Migros a transféré ses employé-e-s en charge des dégustations et des promotions dans une nouvelle entreprise, péjorant au passage leurs conditions de travail. Grâce au courage de salariées, et à l'aide de la télévision suisse SFR et de Syna, une solution de transition équitable a pu être trouvée.
Les employé-e-s d'un département de Chocolat Frey ne semblaient pas avoir à s'inquiéter lorsque leur employeur leur a annoncé, en automne dernier, leur transfert dès 2019 à Trade Mark Intelligence (TMI), une entreprise indépendante de Migros: tout devait continuer comme par le passé. Ils ont rapidement déchanté.
Perte de la CCT
Le personnel Migros bénéficie de l'une des meilleures conventions collectives de travail (CCT) de Suisse. La loi stipule que, lors d'un transfert, une CCT en vigueur doit être appliquée par la nouvelle entreprise durant au moins un an. Cependant, la CCT en vigueur chez Migros en 2018 a été remplacée par une nouvelle CCT en 2019. TMI devrait donc utiliser une CCT… qui n'est plus valable. Migros a usé d'une manœuvre juridique douteuse pour priver 230 employé-e-s de leur CCT!
Informations insuffisantes
Or le personnel de TMI, qui n'a reçu que de vagues explications, n'en a pas été explicitement informé. Selon la loi, le personnel doit approuver son transfert dans une nouvelle entreprise. Ce qui signifie un licenciement de facto pour les employé-e-s qui refusent. Nombreux sont donc ceux qui ont approuvé le transfert, bien que TMI ne leur ait pas encore montré leur nouveau contrat de travail. Ils pensaient que rien n'allait changer…Conditions de travail très précaires
Pourtant, mauvaise surprise, les nouveaux employé-e-s de TMI se sont vu proposer du pseudo-travail sur appel, sans aucune garantie de salaire (voir encadré). TMI a aussi baissé les salaires horaires, ce qui signifie qu'une grande partie du personnel n'atteint plus le minimum légal pour cotiser à la caisse de pension. Une catastrophe pour des employé-e-s du commerce de détail, une branche à bas salaires.
La résistance
Plusieurs courageux employées de TMI se sont alors adressées à l'émission Kassensturz – équivalent alémanique d'«À bon entendeur» – et des membres Syna ont contacté nos secrétariats régionaux. Un reportage télévisé a exposé la situation, soumettant Migros à une forte pression de l'opinion publique. De nombreux client-e-s ont exprimé leur indignation, allant parfois jusqu'à résilier leur adhésion à la coopérative Migros.
Il n'a fallu que quelques jours à TMI et Migros pour garantir, pour un an au moins, les anciens revenus et conditions de travail. Migros s'efforce par ailleurs d'augmenter le nombre de dégustations et promotions.

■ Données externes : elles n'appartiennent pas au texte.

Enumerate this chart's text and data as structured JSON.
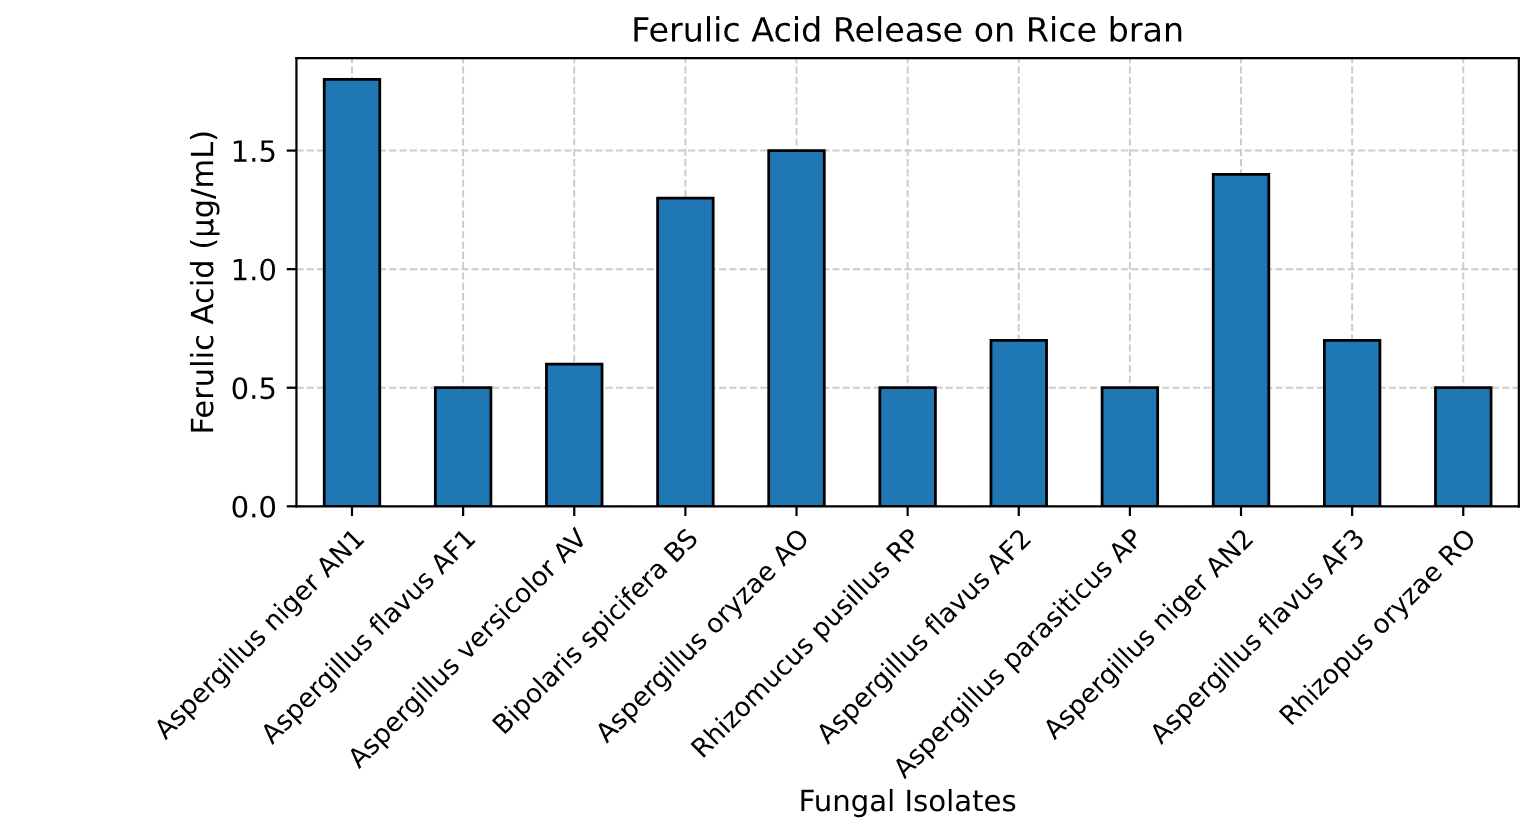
{
  "chart_data": {
    "type": "bar",
    "title": "Ferulic Acid Release on Rice bran",
    "xlabel": "Fungal Isolates",
    "ylabel": "Ferulic Acid (µg/mL)",
    "categories": [
      "Aspergillus niger AN1",
      "Aspergillus flavus AF1",
      "Aspergillus versicolor AV",
      "Bipolaris spicifera BS",
      "Aspergillus oryzae AO",
      "Rhizomucus pusillus RP",
      "Aspergillus flavus AF2",
      "Aspergillus parasiticus AP",
      "Aspergillus niger AN2",
      "Aspergillus flavus AF3",
      "Rhizopus oryzae RO"
    ],
    "values": [
      1.8,
      0.5,
      0.6,
      1.3,
      1.5,
      0.5,
      0.7,
      0.5,
      1.4,
      0.7,
      0.5
    ],
    "color": "#1f77b4",
    "ylim": [
      0,
      1.89
    ],
    "yticks": [
      {
        "value": 0,
        "label": "0.0"
      },
      {
        "value": 0.5,
        "label": "0.5"
      },
      {
        "value": 1.0,
        "label": "1.0"
      },
      {
        "value": 1.5,
        "label": "1.5"
      }
    ],
    "grid": true
  }
}
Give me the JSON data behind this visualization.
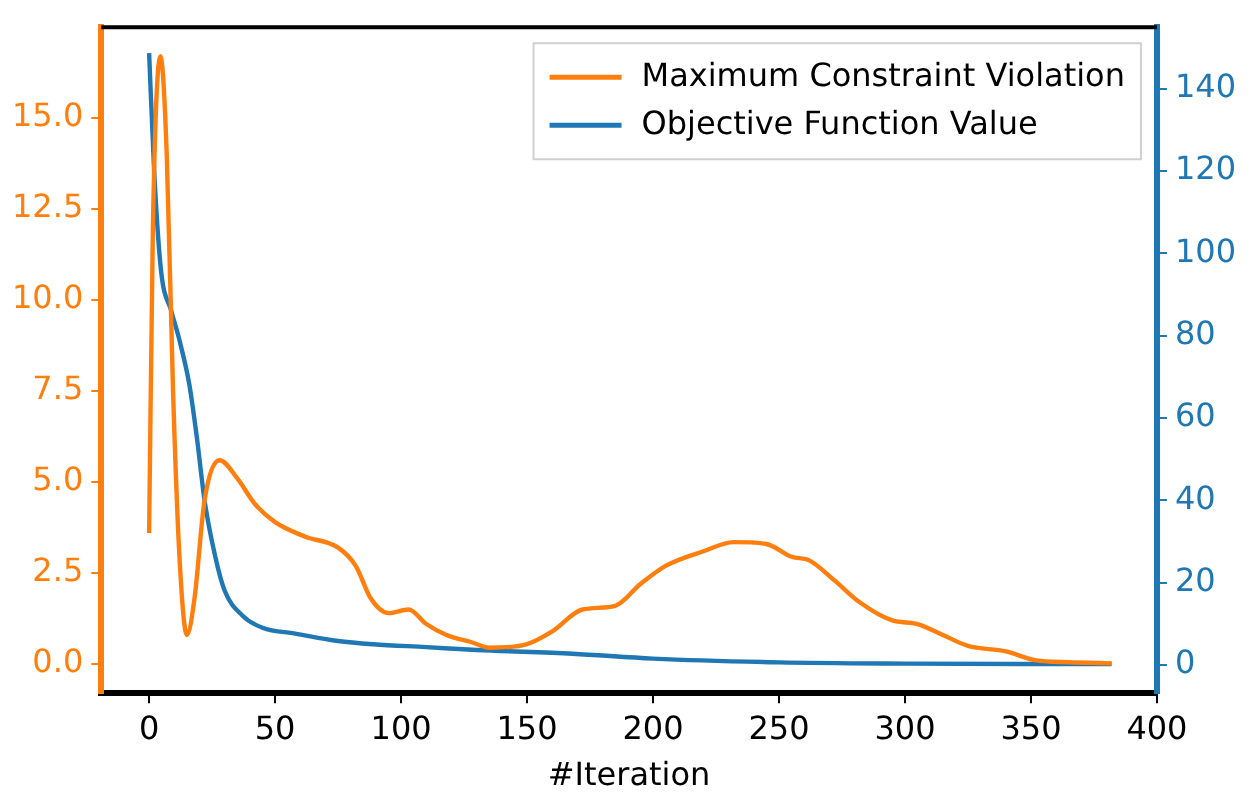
{
  "chart_data": {
    "type": "line",
    "xlabel": "#Iteration",
    "xlim": [
      -19,
      400
    ],
    "xticks": [
      0,
      50,
      100,
      150,
      200,
      250,
      300,
      350,
      400
    ],
    "ylim": [
      -0.8,
      17.5
    ],
    "yticks": [
      {
        "value": 0,
        "label": "0.0"
      },
      {
        "value": 2.5,
        "label": "2.5"
      },
      {
        "value": 5,
        "label": "5.0"
      },
      {
        "value": 7.5,
        "label": "7.5"
      },
      {
        "value": 10,
        "label": "10.0"
      },
      {
        "value": 12.5,
        "label": "12.5"
      },
      {
        "value": 15,
        "label": "15.0"
      }
    ],
    "y2lim": [
      -6.9,
      155
    ],
    "y2ticks": [
      0,
      20,
      40,
      60,
      80,
      100,
      120,
      140
    ],
    "legend": "top right",
    "marker": "none",
    "line_style": "solid",
    "grid": false,
    "series": [
      {
        "name": "Maximum Constraint Violation",
        "color": "#ff7f0e",
        "x": [
          0,
          1.5,
          4.5,
          7,
          9.5,
          12,
          15,
          18,
          22,
          28,
          35,
          42,
          50,
          62,
          75,
          82,
          88,
          95,
          103,
          110,
          118,
          128,
          135,
          150,
          160,
          172,
          185,
          195,
          205,
          220,
          232,
          245,
          255,
          262,
          272,
          282,
          295,
          305,
          315,
          325,
          340,
          352,
          365,
          382
        ],
        "values": [
          3.6,
          12,
          16.7,
          14,
          7.5,
          3,
          0.8,
          1.8,
          4.5,
          5.6,
          5.1,
          4.4,
          3.9,
          3.5,
          3.2,
          2.7,
          1.8,
          1.4,
          1.5,
          1.1,
          0.8,
          0.6,
          0.45,
          0.55,
          0.9,
          1.5,
          1.6,
          2.2,
          2.7,
          3.1,
          3.35,
          3.3,
          2.95,
          2.85,
          2.3,
          1.7,
          1.2,
          1.1,
          0.8,
          0.5,
          0.35,
          0.1,
          0.05,
          0.02
        ]
      },
      {
        "name": "Objective Function Value",
        "color": "#1f77b4",
        "x": [
          0,
          2,
          4.7,
          8.8,
          12,
          16,
          19,
          22,
          26,
          30,
          37,
          45,
          58,
          75,
          89,
          110,
          130,
          168,
          200,
          250,
          300,
          350,
          382
        ],
        "values": [
          148.7,
          120,
          96,
          86,
          79,
          68,
          55,
          40,
          27,
          18,
          12,
          9,
          7.6,
          5.8,
          5,
          4.3,
          3.6,
          2.7,
          1.5,
          0.6,
          0.3,
          0.2,
          0.2
        ],
        "axis": "y2"
      }
    ]
  }
}
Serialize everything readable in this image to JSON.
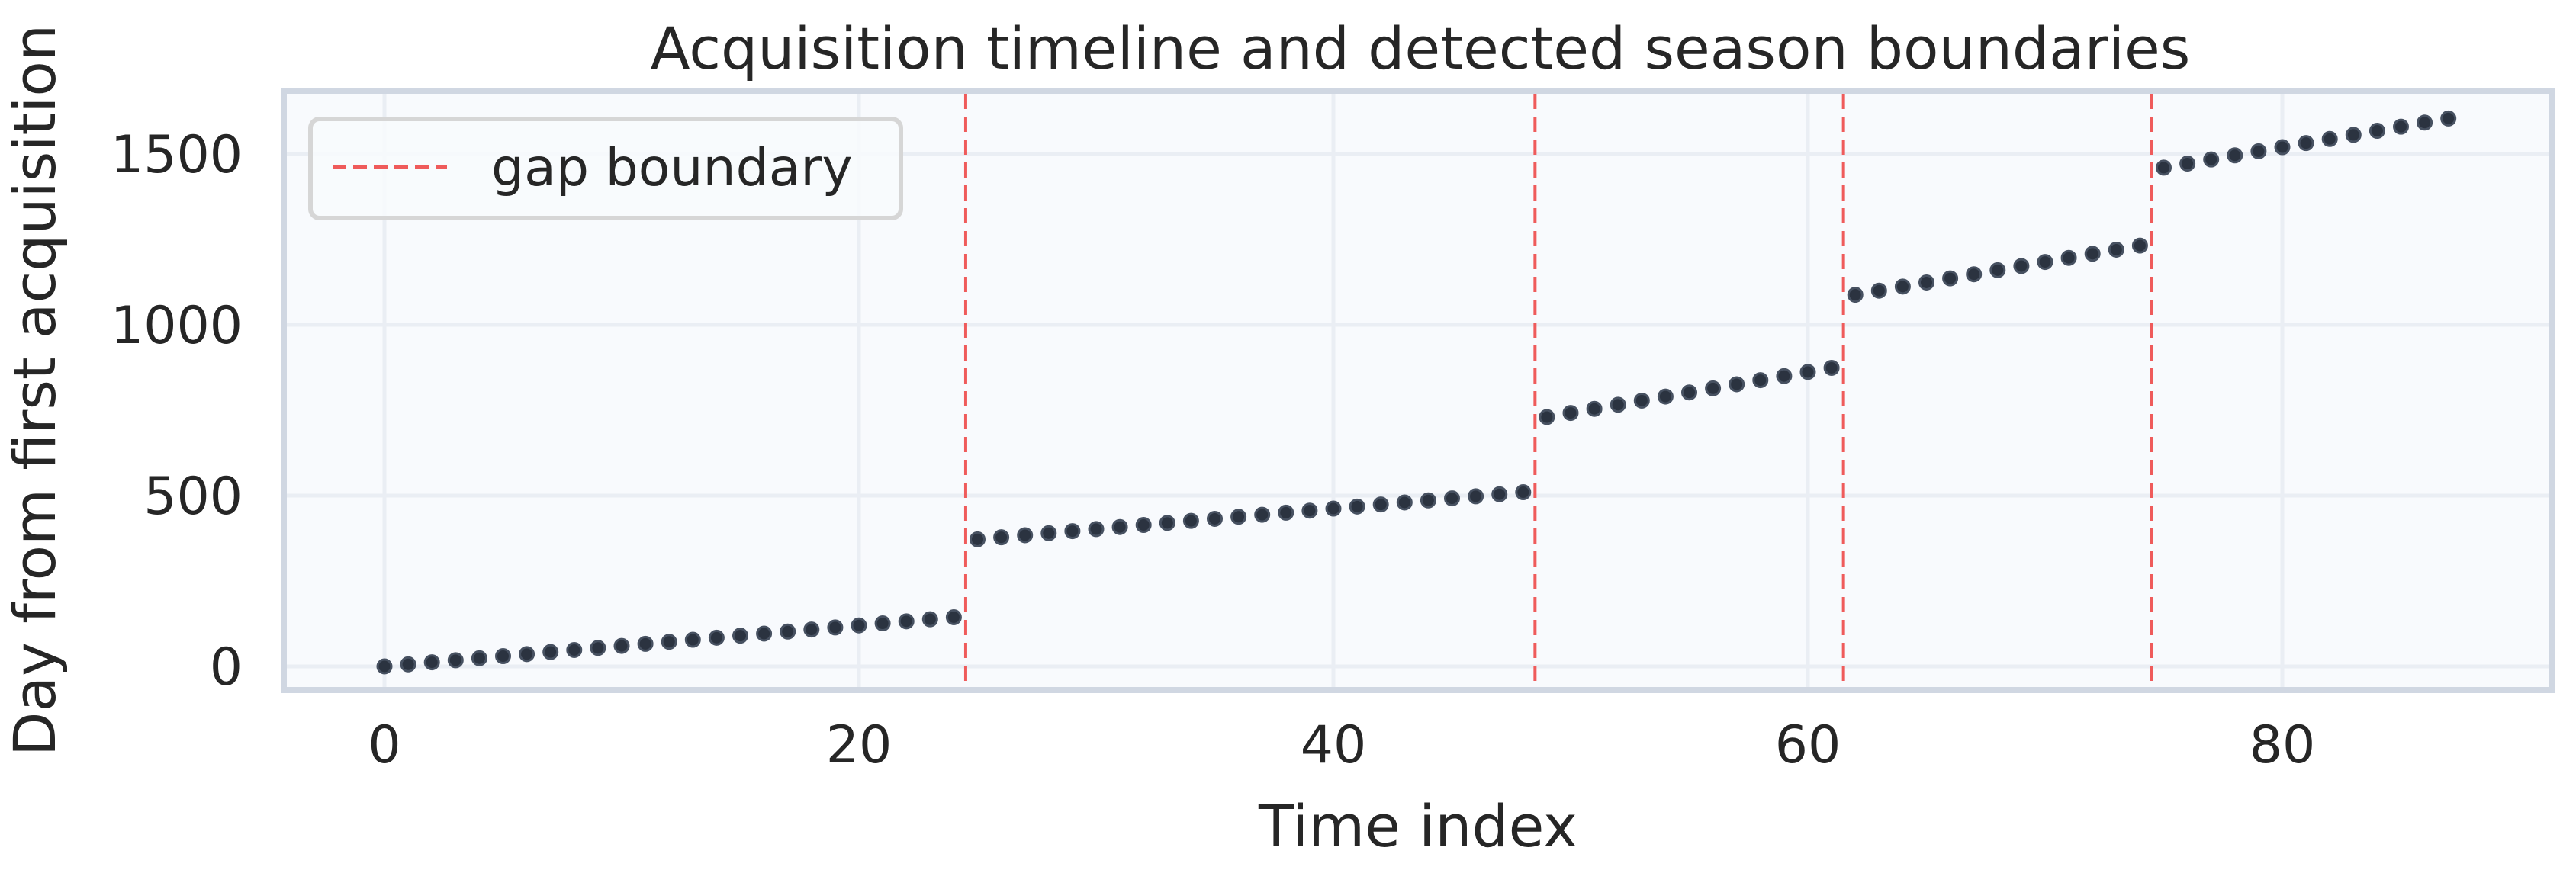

C'est un succès pour les personnes concernées, qui ont à présent un an pour décider si elles veulent continuer de travailler pour TMI. Pour la plupart d'entre elles, une brusque précarisation aura ainsi été évitée.
Cela montre l'importance de ne pas accepter sans rien dire les péjorations des conditions de travail. Syna est toujours prêt à vous soutenir dans votre lutte.
La prudence est toujours de mise pour les contrats de travail sur appel, qui autorisent les patrons à employer leurs salarié-e-s de manière extrêmement flexible. En principe, les salarié-e-s doivent se tenir disponibles pour une éventuelle affectation et sont payés pour cela, même lorsqu'ils n'accomplissent aucun travail. Un taux d'occupation minimal leur est souvent garanti.
Ce qui pose problème, c'est le pseudo-travail sur appel, où les employé-e-s ne sont avertis d'une affectation qu'à court terme et ne sont payés que pour le temps travail accompli, sur la base d'un salaire horaire. Ils sont certes libres de refuser une affectation qui ne leur convient pas, mais renoncent alors à être payés. L'employeur ne leur garantit pas un nombre minimal d'affectations, ce qui signifie que les salarié-e-s ne peuvent planifier ni leurs horaires, ni un salaire mensuel régulier.